A tri-suit is a bathing-biking-running short with equally versatile top (either attached or unattached) these are TIGHT with a capital T, triathletes call this being aerodynamic.
In addition you need this:
not the hammock, silly friends, the pond or some other sort of open water. Pool swimming is VERY different from open water swimming.
Further, if you live in the House of Stink, you also need a nice older gentleman named Tom to come with lots of metal cage-like traps to escort these surly party crashers
from the training grounds.
Since the beginning of training, I've logged 4 hours of open water swimming (an estimate of 3000 or so yards in addition to lap swimming in my inlaw's 20yd pool) I swam 600 yds there, but at 20yds each lap, I think I deserve bonus time for the dizzying number of flip turns (30!) I had to do.

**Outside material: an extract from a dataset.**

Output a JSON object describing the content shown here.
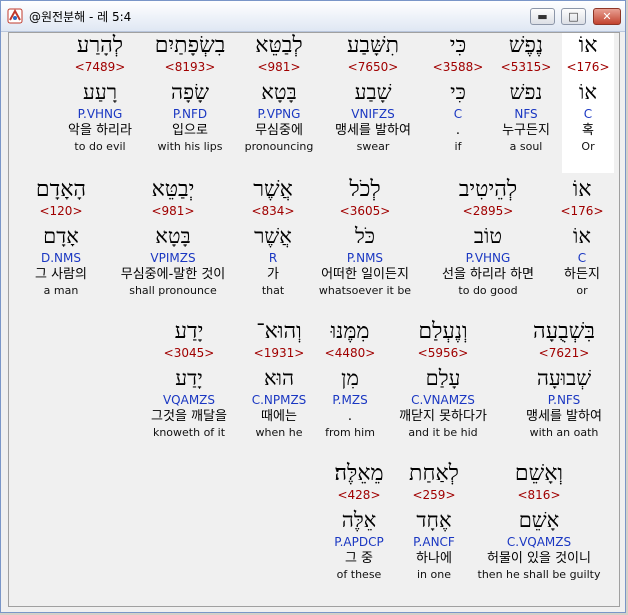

To put that in perspective, on race day, I will need to swim nearly 1,760 Yards - over half of what I have done in two whole weeks.
Thursday, July 3, 2008
(Okay, so it wasn't actually in the boxwood, but you get the idea.)
Tucked inside this vintage jewelry box was $10.01. I asked our gal Stink about the box, and this is what she said:
"It's for your race, for cancer...mom...ya know... the r-a-c-e?"
So about this time I close my mouth, begin breathing again and I say, "Thank you Stinkish - thanks for giving to the cause; $10.01 UP!"
"Nope," she says, "just 10 bucks".
She holds up the little coin and smiles "The penny's for luck."
Team Stink - on the charts!
I do wonder though if a lucky penny in a running shoe gives blisters?
Oh and that lass at the rear... that'd be me, the mother of all Stinks and quite clearly a bit touched in the head.
One week ago, while dining on my post-lunch snack-o-snack of Ben and Jerry's and junk mail tossing, I came across a purple-ish mailer plastered wide with hot, sweaty, pink cheeked faces. I spooned another bit of Cherry Garcia in and thought, "I'm going to do that."
and I am.
On September 14, 2008, I will be participating in the Nation's Triathlon in Washington, DC.